|Photo credit: Heather Hall|
Fort Thomas began crafting ordinances to deal with the increasing deer population in 2007. Since then council members have come and gone, revisions and nuances of the ordinance have been enacted and countless hours of debate have occurred.
Most recently in October of 2013, council amended the ordinance once again to allow the discharge of arrows from a half-hour before sunrise to 10:00 AM and to allow owners of contiguous lots cumulatively three acres in size to combine their lots.
There were three applications submitted to the city seeking permission to combine lots, with two of those lots receiving approval.

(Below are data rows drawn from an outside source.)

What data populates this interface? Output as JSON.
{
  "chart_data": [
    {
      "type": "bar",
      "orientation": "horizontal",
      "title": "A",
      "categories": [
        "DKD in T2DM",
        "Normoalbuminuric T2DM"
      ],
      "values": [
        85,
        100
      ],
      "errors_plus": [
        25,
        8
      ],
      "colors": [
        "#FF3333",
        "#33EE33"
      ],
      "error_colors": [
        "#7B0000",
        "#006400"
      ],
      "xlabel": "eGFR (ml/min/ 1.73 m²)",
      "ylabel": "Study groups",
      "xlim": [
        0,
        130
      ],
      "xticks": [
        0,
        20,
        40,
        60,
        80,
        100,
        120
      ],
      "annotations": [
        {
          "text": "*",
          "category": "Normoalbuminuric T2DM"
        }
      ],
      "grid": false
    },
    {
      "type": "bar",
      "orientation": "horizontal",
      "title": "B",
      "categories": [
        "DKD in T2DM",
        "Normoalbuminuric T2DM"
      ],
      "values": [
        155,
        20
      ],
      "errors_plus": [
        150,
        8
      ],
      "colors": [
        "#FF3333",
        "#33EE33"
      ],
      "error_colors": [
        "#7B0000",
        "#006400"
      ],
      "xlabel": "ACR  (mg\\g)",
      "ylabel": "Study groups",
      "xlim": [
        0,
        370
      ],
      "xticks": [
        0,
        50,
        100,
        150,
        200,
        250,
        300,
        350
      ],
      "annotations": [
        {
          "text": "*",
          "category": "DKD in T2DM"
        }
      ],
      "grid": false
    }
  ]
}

The determining factor for gauging the effectiveness of the programs is the numbers of deer-related vehicle accidents that have occurred in the city. There were 27 reported accidents during 2013, which was an increase of seven accidents from 2012.
Memorial Parkway once again led the way with frequency of accidents. There have been 54 deer-related accidents report on Memorial Parkway since 2003. The next highest frequency for location is Route 8, which saw 23 accidents over the same time period. The locations of accidents during 2013 are as follows:
Memorial Parkway 12 accidents
Alexandria Pike 4 accidents
Route 8 3 accidents
S. Fort Thomas Avenue 3 accidents
5 other locations each had 1 accident
Since enacting the first deer management ordinances in Fort Thomas in 2007, with exception to a decrease seen in 2009 and 2010, deer-related accidents have increased each year since 2007.

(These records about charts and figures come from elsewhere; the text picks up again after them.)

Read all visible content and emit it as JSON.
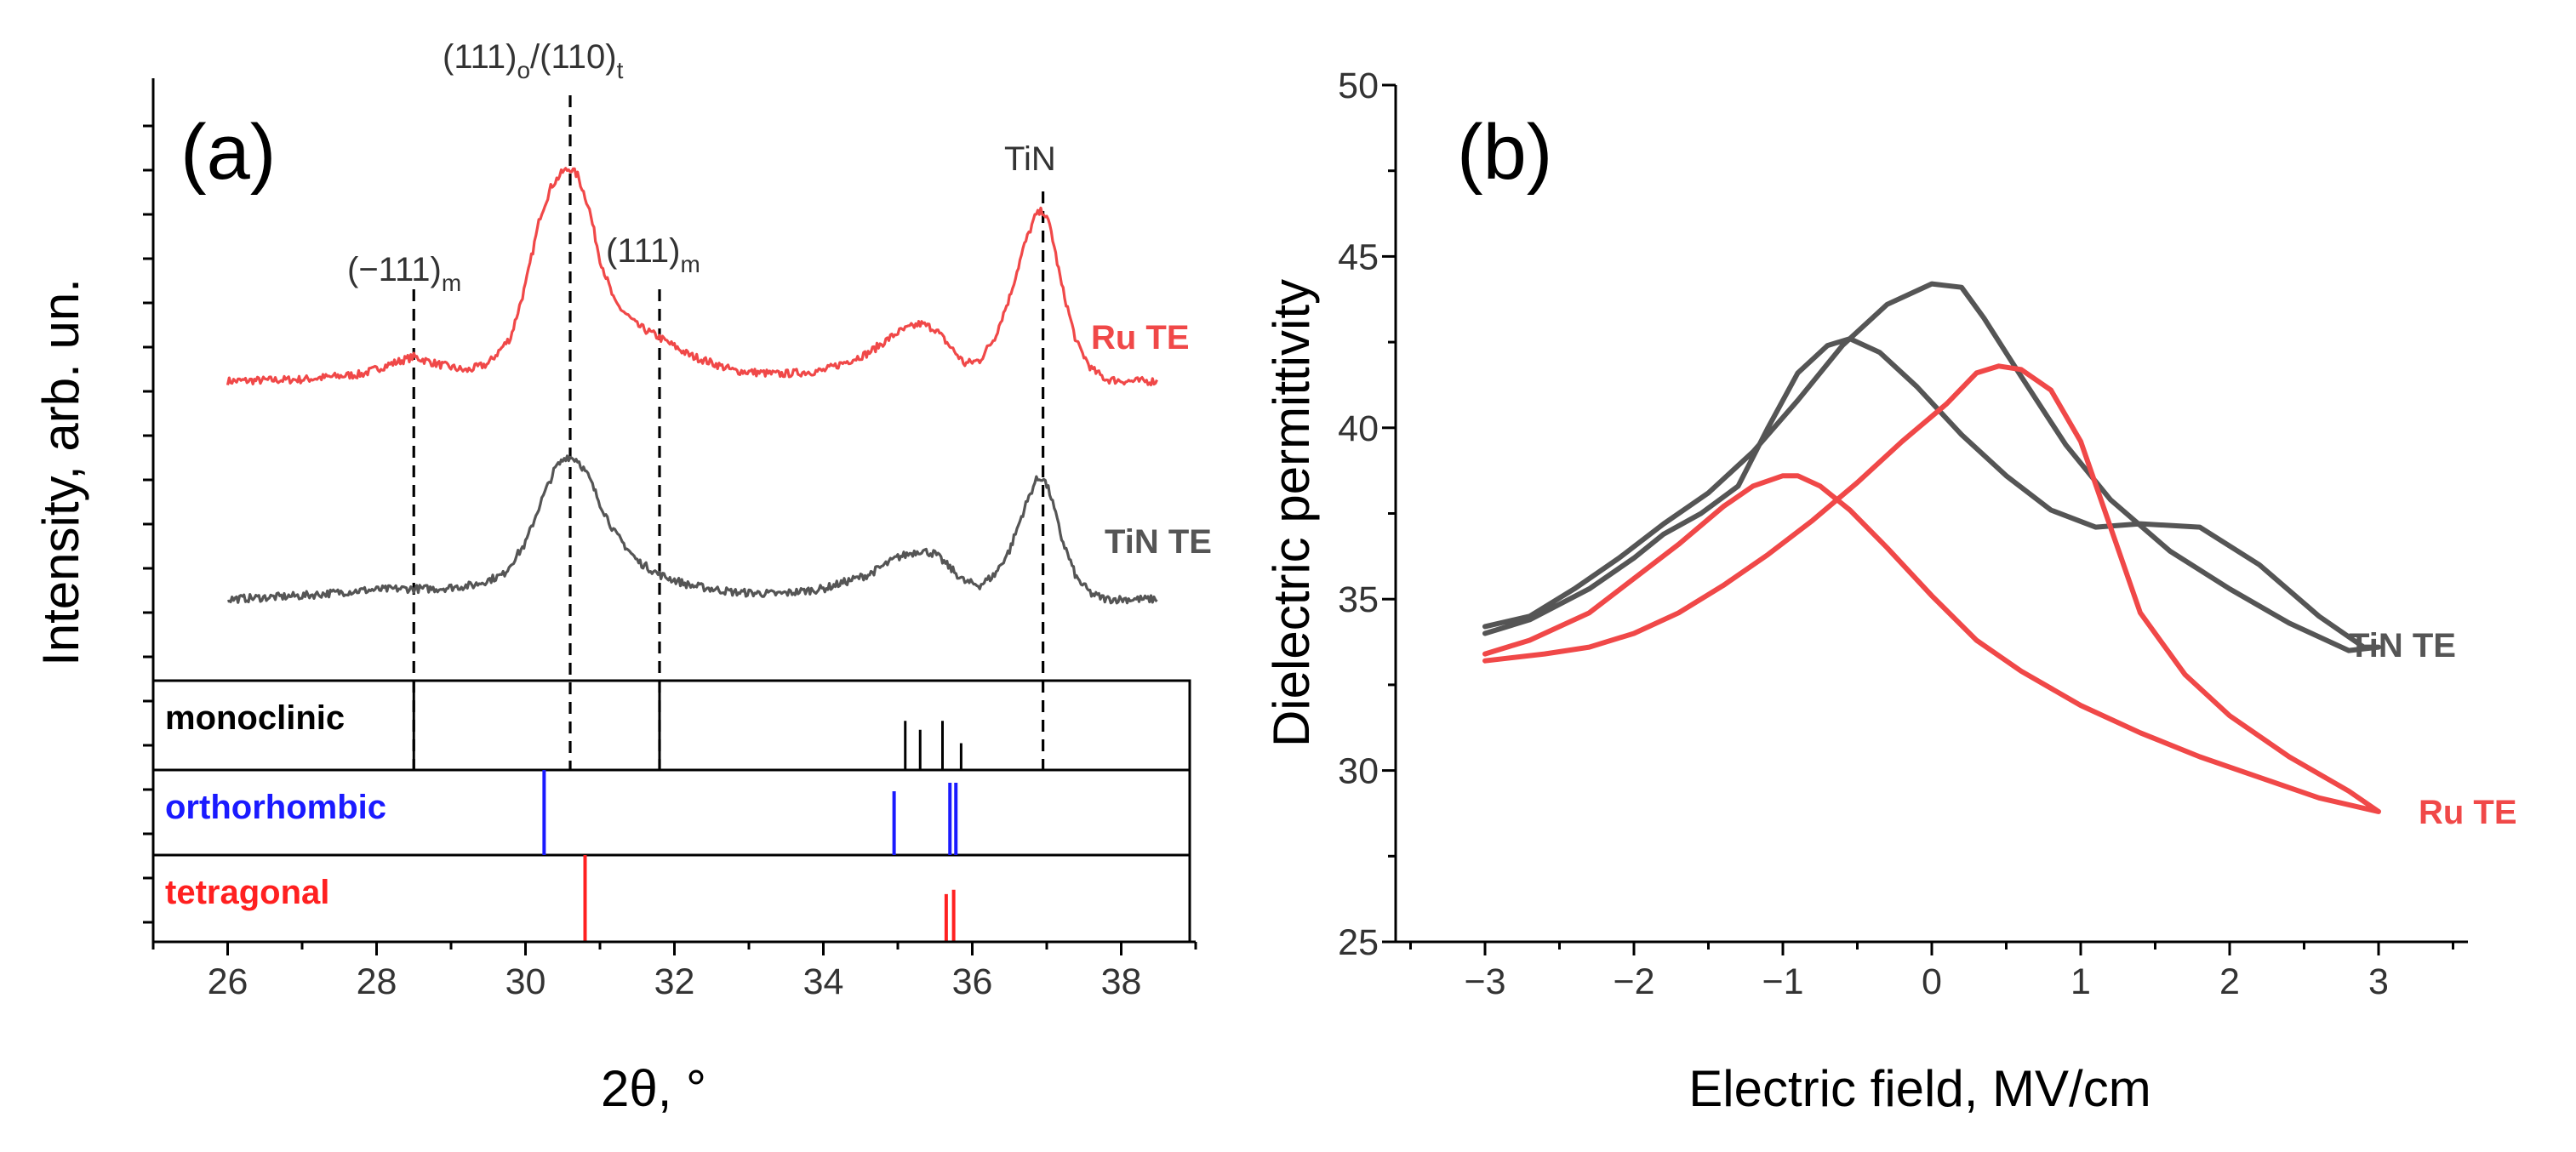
{
  "chart_data": [
    {
      "panel": "(a)",
      "type": "line",
      "xlabel": "2θ, °",
      "ylabel": "Intensity, arb. un.",
      "xlim": [
        25,
        39
      ],
      "xticks": [
        26,
        28,
        30,
        32,
        34,
        36,
        38
      ],
      "series": [
        {
          "name": "Ru TE",
          "color": "#f04848",
          "baseline": 0,
          "x": [
            26.0,
            27.0,
            27.8,
            28.2,
            28.5,
            28.8,
            29.2,
            29.5,
            29.8,
            30.0,
            30.2,
            30.35,
            30.5,
            30.6,
            30.7,
            30.85,
            31.0,
            31.2,
            31.5,
            31.8,
            32.2,
            32.8,
            33.4,
            34.0,
            34.6,
            35.0,
            35.3,
            35.5,
            35.7,
            35.9,
            36.1,
            36.3,
            36.5,
            36.7,
            36.85,
            36.95,
            37.05,
            37.2,
            37.4,
            37.6,
            37.8,
            38.1,
            38.5
          ],
          "y": [
            0.0,
            0.01,
            0.04,
            0.1,
            0.14,
            0.1,
            0.06,
            0.1,
            0.25,
            0.55,
            0.95,
            1.12,
            1.2,
            1.22,
            1.18,
            1.0,
            0.7,
            0.45,
            0.32,
            0.25,
            0.15,
            0.06,
            0.04,
            0.06,
            0.16,
            0.28,
            0.33,
            0.3,
            0.2,
            0.1,
            0.12,
            0.25,
            0.48,
            0.78,
            0.95,
            0.98,
            0.88,
            0.55,
            0.22,
            0.07,
            0.01,
            0.0,
            0.0
          ]
        },
        {
          "name": "TiN TE",
          "color": "#555555",
          "baseline": -1.25,
          "x": [
            26.0,
            27.0,
            27.8,
            28.3,
            28.8,
            29.3,
            29.7,
            30.0,
            30.2,
            30.4,
            30.55,
            30.7,
            30.85,
            31.0,
            31.2,
            31.5,
            31.8,
            32.2,
            32.8,
            33.4,
            34.0,
            34.6,
            35.0,
            35.3,
            35.5,
            35.7,
            35.9,
            36.1,
            36.3,
            36.5,
            36.7,
            36.85,
            36.95,
            37.05,
            37.2,
            37.4,
            37.6,
            37.8,
            38.1,
            38.5
          ],
          "y": [
            0.0,
            0.02,
            0.05,
            0.06,
            0.06,
            0.08,
            0.14,
            0.32,
            0.55,
            0.75,
            0.82,
            0.8,
            0.7,
            0.55,
            0.38,
            0.22,
            0.14,
            0.08,
            0.04,
            0.03,
            0.06,
            0.14,
            0.24,
            0.28,
            0.26,
            0.18,
            0.1,
            0.08,
            0.14,
            0.28,
            0.52,
            0.68,
            0.7,
            0.6,
            0.35,
            0.12,
            0.03,
            0.0,
            0.0,
            0.0
          ]
        }
      ],
      "reference_lines": [
        {
          "x": 28.5,
          "label": "(−111)",
          "sub": "m"
        },
        {
          "x": 30.6,
          "label": "(111)",
          "sub": "o",
          "label2": "/(110)",
          "sub2": "t"
        },
        {
          "x": 31.8,
          "label": "(111)",
          "sub": "m"
        },
        {
          "x": 36.95,
          "label": "TiN",
          "sub": ""
        }
      ],
      "phases": [
        {
          "name": "monoclinic",
          "color": "#000000",
          "sticks": [
            28.5,
            31.8,
            35.1,
            35.3,
            35.6,
            35.85
          ],
          "heights": [
            1.0,
            1.0,
            0.55,
            0.45,
            0.55,
            0.3
          ]
        },
        {
          "name": "orthorhombic",
          "color": "#1a1aff",
          "sticks": [
            30.25,
            34.95,
            35.7,
            35.78
          ],
          "heights": [
            1.0,
            0.75,
            0.85,
            0.85
          ]
        },
        {
          "name": "tetragonal",
          "color": "#ff2020",
          "sticks": [
            30.8,
            35.65,
            35.75
          ],
          "heights": [
            1.0,
            0.55,
            0.6
          ]
        }
      ]
    },
    {
      "panel": "(b)",
      "type": "line",
      "xlabel": "Electric field, MV/cm",
      "ylabel": "Dielectric permittivity",
      "xlim": [
        -3.6,
        3.6
      ],
      "ylim": [
        25,
        50
      ],
      "xticks": [
        -3,
        -2,
        -1,
        0,
        1,
        2,
        3
      ],
      "xticklabels": [
        "−3",
        "−2",
        "−1",
        "0",
        "1",
        "2",
        "3"
      ],
      "yticks": [
        25,
        30,
        35,
        40,
        45,
        50
      ],
      "series": [
        {
          "name": "TiN TE",
          "color": "#555555",
          "x": [
            -3.0,
            -2.7,
            -2.3,
            -2.0,
            -1.8,
            -1.55,
            -1.3,
            -1.1,
            -0.9,
            -0.7,
            -0.55,
            -0.35,
            -0.1,
            0.2,
            0.5,
            0.8,
            1.1,
            1.4,
            1.8,
            2.2,
            2.6,
            2.9,
            3.0,
            2.8,
            2.4,
            2.0,
            1.6,
            1.2,
            0.9,
            0.6,
            0.35,
            0.2,
            0.0,
            -0.3,
            -0.6,
            -0.9,
            -1.2,
            -1.5,
            -1.8,
            -2.1,
            -2.4,
            -2.7,
            -3.0
          ],
          "y": [
            34.0,
            34.4,
            35.3,
            36.2,
            36.9,
            37.5,
            38.3,
            40.0,
            41.6,
            42.4,
            42.6,
            42.2,
            41.2,
            39.8,
            38.6,
            37.6,
            37.1,
            37.2,
            37.1,
            36.0,
            34.5,
            33.6,
            33.6,
            33.5,
            34.3,
            35.3,
            36.4,
            37.9,
            39.5,
            41.5,
            43.2,
            44.1,
            44.2,
            43.6,
            42.4,
            40.8,
            39.3,
            38.1,
            37.2,
            36.2,
            35.3,
            34.5,
            34.2
          ]
        },
        {
          "name": "Ru TE",
          "color": "#f04848",
          "x": [
            -3.0,
            -2.7,
            -2.3,
            -2.0,
            -1.7,
            -1.4,
            -1.2,
            -1.0,
            -0.9,
            -0.75,
            -0.55,
            -0.3,
            0.0,
            0.3,
            0.6,
            1.0,
            1.4,
            1.8,
            2.2,
            2.6,
            2.9,
            3.0,
            2.8,
            2.4,
            2.0,
            1.7,
            1.4,
            1.2,
            1.0,
            0.8,
            0.6,
            0.45,
            0.3,
            0.1,
            -0.2,
            -0.5,
            -0.8,
            -1.1,
            -1.4,
            -1.7,
            -2.0,
            -2.3,
            -2.6,
            -3.0
          ],
          "y": [
            33.4,
            33.8,
            34.6,
            35.6,
            36.6,
            37.7,
            38.3,
            38.6,
            38.6,
            38.3,
            37.6,
            36.5,
            35.1,
            33.8,
            32.9,
            31.9,
            31.1,
            30.4,
            29.8,
            29.2,
            28.9,
            28.8,
            29.4,
            30.4,
            31.6,
            32.8,
            34.6,
            37.1,
            39.6,
            41.1,
            41.7,
            41.8,
            41.6,
            40.7,
            39.6,
            38.4,
            37.3,
            36.3,
            35.4,
            34.6,
            34.0,
            33.6,
            33.4,
            33.2
          ]
        }
      ]
    }
  ]
}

In February of 2013 the city paid Vision Air Research to conduct an aerial survey of deer population and found 96 deer in the city, which equates to around 15 deer per square mile. According to the report prepared by the city, they conducted “internet research” that showed maximum deer density can be up to 20 deer per square mile.
The city has also consulted with the Kentucky Department of Fish and Wildlife who has indicated the preferred density for deer is up to 15 per square mile.
Previously Vision Air Research was contracted in 2011 and counted 132 deer and 2010 and counted 205 deer. The aerial surveys paid for by the city would indicate that the archery program is thinning the deer population in Fort Thomas, however the increase in deer-related vehicle crashes tells a different story.
Two conclusions can be drawn from the archery report:
1) The Vision Air Research study is not accurate.
2) The ordinance, which has been amended four times since 2007, is not curbing the deer population.